At the end of the 1970s, infanticide became a flashpoint in animal behavioral science. Sociobiologist Sarah Hrdy, then a Harvard Ph.D. student, shared her observation in her published thesis that whenever a new langur male entered an established colony, infants would either begin to disappear or show evidence of wounds. Hrdy concluded this was done to eliminate the progeny of rivals and free up now infant-less females for mating. The work provoked an uproar.
“You can imagine, talking about infanticide and infanticidal behavior. That just seemed absolutely awful,” said Catherine Dulac, Lee and Ezpeleta Professor of Arts and Sciences and Higgins Professor of Molecular and Cellular Biology. “People said, ‘No, no, no, this, this can’t be true. It’s not a normal behavior. It’s a pathological behavior.’ [Hrdy] maintained her thesis and people started to look, to observe.”
Since then abusive behavior toward infants — ranging from physical aggression to avoidance and neglect — has been documented in a range of species, including certain primates, lions, and mice. It has spawned many laboratory studies trying to better understand the phenomenon, and the neurobiological mechanisms controlling it are still being teased out. A recent study from Dulac’s lab is helping shed new light on the neural circuitry involved.
Published in eLife, the work describes a specific set of neurons in the brain that controls the aggressive behavior of adult mice toward infants. Researchers believe these “anti-parental” circuits, found in a small area of the hypothalamus called the perifornical area, are triggered in virgin male and stressed female mice resulting in aggressive tendencies and neglectful behavior toward infants. The findings illustrate a novel role for these neurons controlling anti-parental interactions in male and female mice, research that has ramifications in fields such as neuroscience and animal behavior. It may also help scientists get a better handle on how stress and disease affect human parenting.

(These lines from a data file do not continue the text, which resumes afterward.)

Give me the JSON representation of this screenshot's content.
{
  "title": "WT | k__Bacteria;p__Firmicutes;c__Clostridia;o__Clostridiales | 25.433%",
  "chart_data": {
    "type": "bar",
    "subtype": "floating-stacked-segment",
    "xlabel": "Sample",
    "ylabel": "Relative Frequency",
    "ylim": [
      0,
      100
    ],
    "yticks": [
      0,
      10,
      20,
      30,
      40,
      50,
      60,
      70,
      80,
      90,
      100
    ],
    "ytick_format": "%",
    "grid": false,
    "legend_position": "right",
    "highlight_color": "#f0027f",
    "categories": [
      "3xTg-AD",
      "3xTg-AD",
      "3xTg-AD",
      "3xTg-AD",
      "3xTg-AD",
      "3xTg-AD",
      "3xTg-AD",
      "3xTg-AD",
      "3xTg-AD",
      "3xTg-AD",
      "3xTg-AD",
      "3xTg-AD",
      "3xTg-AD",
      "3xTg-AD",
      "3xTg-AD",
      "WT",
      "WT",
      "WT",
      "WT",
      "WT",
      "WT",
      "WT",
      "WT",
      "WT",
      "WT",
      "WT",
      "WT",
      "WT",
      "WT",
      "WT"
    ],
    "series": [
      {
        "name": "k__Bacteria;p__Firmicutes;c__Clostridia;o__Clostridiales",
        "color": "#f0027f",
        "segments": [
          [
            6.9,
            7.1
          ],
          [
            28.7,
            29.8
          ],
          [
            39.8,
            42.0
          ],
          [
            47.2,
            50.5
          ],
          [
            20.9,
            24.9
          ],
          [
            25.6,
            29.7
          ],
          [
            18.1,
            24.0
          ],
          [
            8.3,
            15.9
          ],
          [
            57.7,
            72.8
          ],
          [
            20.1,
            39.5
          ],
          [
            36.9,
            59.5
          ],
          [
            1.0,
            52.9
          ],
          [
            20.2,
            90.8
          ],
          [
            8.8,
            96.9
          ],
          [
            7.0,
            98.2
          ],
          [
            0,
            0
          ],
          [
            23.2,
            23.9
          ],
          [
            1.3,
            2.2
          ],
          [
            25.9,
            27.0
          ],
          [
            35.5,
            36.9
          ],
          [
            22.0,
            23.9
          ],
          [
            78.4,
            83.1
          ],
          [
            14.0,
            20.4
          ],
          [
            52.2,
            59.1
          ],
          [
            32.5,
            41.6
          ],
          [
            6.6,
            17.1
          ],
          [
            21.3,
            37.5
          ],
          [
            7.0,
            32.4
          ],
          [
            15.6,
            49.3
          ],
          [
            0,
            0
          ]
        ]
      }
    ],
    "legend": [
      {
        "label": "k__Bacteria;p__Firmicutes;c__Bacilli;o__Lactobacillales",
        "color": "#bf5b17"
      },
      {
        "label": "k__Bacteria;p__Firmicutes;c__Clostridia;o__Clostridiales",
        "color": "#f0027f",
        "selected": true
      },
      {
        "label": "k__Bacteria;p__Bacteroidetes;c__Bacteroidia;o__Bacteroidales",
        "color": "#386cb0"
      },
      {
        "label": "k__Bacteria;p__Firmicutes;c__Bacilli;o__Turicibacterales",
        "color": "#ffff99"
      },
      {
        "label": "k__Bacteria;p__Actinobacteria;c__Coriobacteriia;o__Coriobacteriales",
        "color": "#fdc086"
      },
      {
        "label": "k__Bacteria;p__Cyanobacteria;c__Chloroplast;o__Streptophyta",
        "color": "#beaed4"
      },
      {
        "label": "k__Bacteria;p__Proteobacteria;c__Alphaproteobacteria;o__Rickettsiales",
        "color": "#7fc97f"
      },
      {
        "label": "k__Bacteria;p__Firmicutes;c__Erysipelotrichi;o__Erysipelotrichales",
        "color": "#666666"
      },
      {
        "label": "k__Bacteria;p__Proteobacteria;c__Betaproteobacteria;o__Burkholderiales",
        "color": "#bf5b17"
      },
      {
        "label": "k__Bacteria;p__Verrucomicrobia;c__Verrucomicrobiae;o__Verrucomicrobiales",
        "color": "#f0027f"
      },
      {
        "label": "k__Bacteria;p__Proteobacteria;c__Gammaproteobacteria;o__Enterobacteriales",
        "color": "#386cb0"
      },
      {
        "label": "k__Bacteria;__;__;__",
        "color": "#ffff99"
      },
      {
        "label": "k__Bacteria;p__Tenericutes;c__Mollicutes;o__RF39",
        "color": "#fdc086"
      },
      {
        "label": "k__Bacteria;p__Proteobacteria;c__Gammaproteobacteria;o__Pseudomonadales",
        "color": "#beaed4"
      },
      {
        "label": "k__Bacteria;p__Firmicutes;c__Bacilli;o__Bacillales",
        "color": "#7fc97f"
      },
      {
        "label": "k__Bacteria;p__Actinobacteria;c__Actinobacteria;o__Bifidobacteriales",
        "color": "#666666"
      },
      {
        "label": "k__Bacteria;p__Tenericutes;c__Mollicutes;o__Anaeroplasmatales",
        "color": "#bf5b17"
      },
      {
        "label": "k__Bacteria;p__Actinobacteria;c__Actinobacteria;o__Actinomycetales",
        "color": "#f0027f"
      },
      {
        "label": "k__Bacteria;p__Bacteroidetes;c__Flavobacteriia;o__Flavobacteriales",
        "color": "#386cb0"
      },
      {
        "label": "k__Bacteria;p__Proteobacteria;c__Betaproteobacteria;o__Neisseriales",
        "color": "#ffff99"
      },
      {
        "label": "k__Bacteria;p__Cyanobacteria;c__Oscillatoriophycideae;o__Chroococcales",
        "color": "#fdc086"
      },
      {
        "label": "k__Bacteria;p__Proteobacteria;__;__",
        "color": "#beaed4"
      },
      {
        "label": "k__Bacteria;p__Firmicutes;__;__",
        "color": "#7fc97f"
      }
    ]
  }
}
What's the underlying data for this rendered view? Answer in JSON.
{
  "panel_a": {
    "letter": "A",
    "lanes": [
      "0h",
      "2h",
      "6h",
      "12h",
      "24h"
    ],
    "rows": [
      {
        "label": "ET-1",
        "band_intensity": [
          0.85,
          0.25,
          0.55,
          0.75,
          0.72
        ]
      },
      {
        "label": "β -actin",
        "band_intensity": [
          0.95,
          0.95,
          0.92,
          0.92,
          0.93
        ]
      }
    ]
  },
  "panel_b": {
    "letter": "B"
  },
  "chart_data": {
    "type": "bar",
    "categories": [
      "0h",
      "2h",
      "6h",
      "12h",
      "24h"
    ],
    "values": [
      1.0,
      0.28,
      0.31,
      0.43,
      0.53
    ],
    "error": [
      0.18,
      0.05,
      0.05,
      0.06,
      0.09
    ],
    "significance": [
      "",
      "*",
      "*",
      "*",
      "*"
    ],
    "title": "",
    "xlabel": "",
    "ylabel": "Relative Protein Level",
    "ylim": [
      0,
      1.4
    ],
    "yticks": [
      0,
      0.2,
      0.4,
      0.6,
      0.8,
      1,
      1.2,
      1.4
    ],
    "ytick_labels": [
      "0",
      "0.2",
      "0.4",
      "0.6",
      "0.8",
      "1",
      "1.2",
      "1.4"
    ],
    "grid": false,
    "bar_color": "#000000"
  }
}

“The big finding is that there is a very specific set of neurons in the brain that controls that particular form of agonistic [or hostile] behavior,” Dulac said. “Maternal aggression, adult-on-adult aggression — two males attack each other, a female protects her pups — all these other types of aggression rely on distinct circuitry. These circuits specifically orchestrate aggressive behavior toward infants, as well as avoidance and neglect.”
Dulac was awarded a Breakthrough Prize in Life Sciences last year for her pioneering work identifying the neural circuitry that regulates parenting behavior in both males and females. For her this kind of study speaks to one of the major goals of the field: understanding how brain activity generates specific behaviors.